Before he morphs into Clayface, James McAvoy already proved he’s nightmare fuel — unleashed by a filmmaker who gave him the perfect stage for a chilling psychological masterclass.

Here is the thing about 'Speak No Evil': it is a remake that actually earns the right to exist, a Blumhouse psychological horror that knows exactly when to smile at you and when to twist the knife. James McAvoy is the face you will remember, James Watkins is the steady hand behind the camera (and, yes, the same James Watkins who is now shepherding DC Studios' 'Clayface'), and together they turn a polite weekend in the country into a pressure cooker.

What you are in for

The setup is simple on purpose: an American family accepts an invite to a rural getaway hosted by an effortlessly charming British couple. The small talk is easy, the farmhouse is cozy, and the gut-level unease arrives on schedule. From there, the story ratchets from awkward to alarming in clean, confident steps. It is psychological horror first, jump scares a distant second.

Why this one lands

  1. It is a remake that stands on its own. Adapting the acclaimed Danish original, James Watkins does not Xerox the scares. He rebuilds them. The result is a tighter, more accessible thriller that still keeps the air thin. That approach paid off: made for about $15 million by Blumhouse, the film pulled in $77.2 million worldwide, which is the kind of number you get when audiences tell their friends and then go back themselves.
  2. The ending is built to be revisited. The Danish film is infamous for a finale that leaves you wrecked. Watkins takes a different route here, steering the last stretch into a breathless home-siege crescendo that never drops the psychological thread. It is tense, bruising, and oddly energizing — the kind of closer that sends you back to the earlier red flags to see how the trap was set.
  3. James McAvoy doing precision menace. As Paddy, McAvoy turns friendliness into a warning sign and silence into a threat. It is a quietly showy performance — one look does the work of a monologue — and critics noticed. The movie sits at 83% Fresh, with plenty of praise aimed squarely at him. Watkins may be orchestrating the nightmare, but McAvoy is the echo that sticks with you. Side note for the curious: he is also lining up a supernatural drama with Erin Doherty, which feels like a smart follow-up if this flavor of creep gets under your skin.

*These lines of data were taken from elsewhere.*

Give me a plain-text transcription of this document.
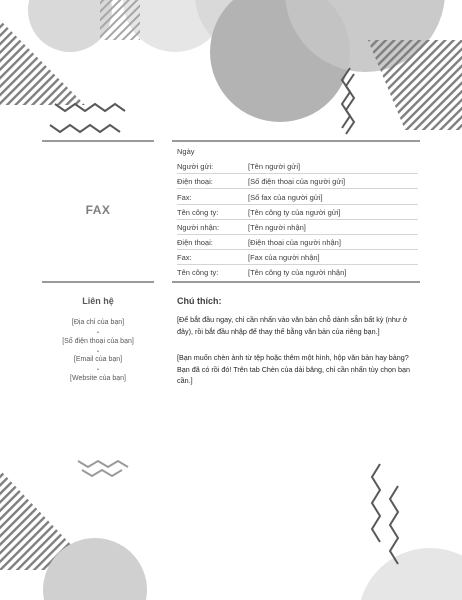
FAX
Ngày
Người gửi:	[Tên người gửi]
Điện thoại:	[Số điện thoại của người gửi]
Fax:	[Số fax của người gửi]
Tên công ty:	[Tên công ty của người gửi]
Người nhận:	[Tên người nhận]
Điện thoại:	[Điện thoại của người nhận]
Fax:	[Fax của người nhận]
Tên công ty:	[Tên công ty của người nhận]
Liên hệ
[Địa chỉ của bạn]
•
[Số điện thoại của bạn]
•
[Email của bạn]
•
[Website của bạn]
Chú thích:

[Để bắt đầu ngay, chỉ cần nhấn vào văn bản chỗ dành sẵn bất kỳ (như ở đây), rồi bắt đầu nhập để thay thế bằng văn bản của riêng bạn.]

[Bạn muốn chèn ảnh từ tệp hoặc thêm một hình, hộp văn bản hay bảng? Bạn đã có rồi đó! Trên tab Chèn của dải băng, chỉ cần nhấn tùy chọn bạn cần.]
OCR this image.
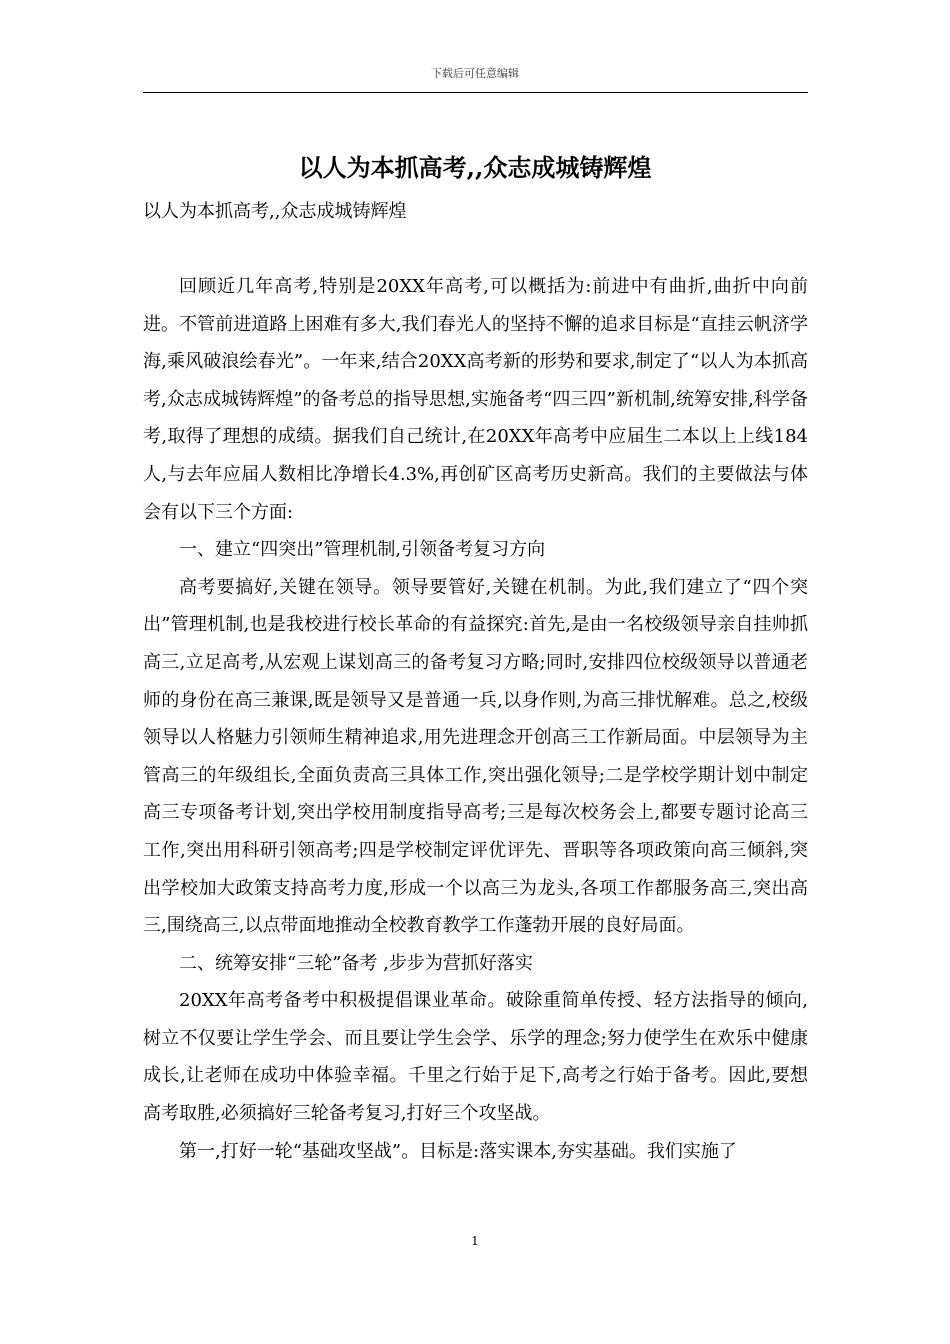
下载后可任意编辑
以人为本抓高考,,众志成城铸辉煌

以人为本抓高考,,众志成城铸辉煌

回顾近几年高考,特别是20XX年高考,可以概括为:前进中有曲折,曲折中向前进。不管前进道路上困难有多大,我们春光人的坚持不懈的追求目标是“直挂云帆济学海,乘风破浪绘春光”。一年来,结合20XX高考新的形势和要求,制定了“以人为本抓高考,众志成城铸辉煌”的备考总的指导思想,实施备考“四三四”新机制,统筹安排,科学备考,取得了理想的成绩。据我们自己统计,在20XX年高考中应届生二本以上上线184人,与去年应届人数相比净增长4.3%,再创矿区高考历史新高。我们的主要做法与体会有以下三个方面:

一、建立“四突出”管理机制,引领备考复习方向

高考要搞好,关键在领导。领导要管好,关键在机制。为此,我们建立了“四个突出”管理机制,也是我校进行校长革命的有益探究:首先,是由一名校级领导亲自挂帅抓高三,立足高考,从宏观上谋划高三的备考复习方略;同时,安排四位校级领导以普通老师的身份在高三兼课,既是领导又是普通一兵,以身作则,为高三排忧解难。总之,校级领导以人格魅力引领师生精神追求,用先进理念开创高三工作新局面。中层领导为主管高三的年级组长,全面负责高三具体工作,突出强化领导;二是学校学期计划中制定高三专项备考计划,突出学校用制度指导高考;三是每次校务会上,都要专题讨论高三工作,突出用科研引领高考;四是学校制定评优评先、晋职等各项政策向高三倾斜,突出学校加大政策支持高考力度,形成一个以高三为龙头,各项工作都服务高三,突出高三,围绕高三,以点带面地推动全校教育教学工作蓬勃开展的良好局面。

二、统筹安排“三轮”备考 ,步步为营抓好落实

20XX年高考备考中积极提倡课业革命。破除重简单传授、轻方法指导的倾向,树立不仅要让学生学会、而且要让学生会学、乐学的理念;努力使学生在欢乐中健康成长,让老师在成功中体验幸福。千里之行始于足下,高考之行始于备考。因此,要想高考取胜,必须搞好三轮备考复习,打好三个攻坚战。

第一,打好一轮“基础攻坚战”。目标是:落实课本,夯实基础。我们实施了

1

The Watkins factor (and a DC detour)

Watkins' command of claustrophobic dread is not a one-off. He is the filmmaker steering 'Clayface' for DC Studios, now dated for October 2026. If you want a preview of how he handles body-and-identity horror without leaning on CG fireworks, 'Speak No Evil' is basically proof of concept in feature form.

The bottom line

'Speak No Evil' is lean, tense, and mean in exactly the right ways — a remake with its own spine, a finale that begs a rewatch, and a star turn from James McAvoy that makes nice behavior feel like a jump scare. If you skipped it because 'remake' or 'horror' felt like red flags, this is the one that clears them.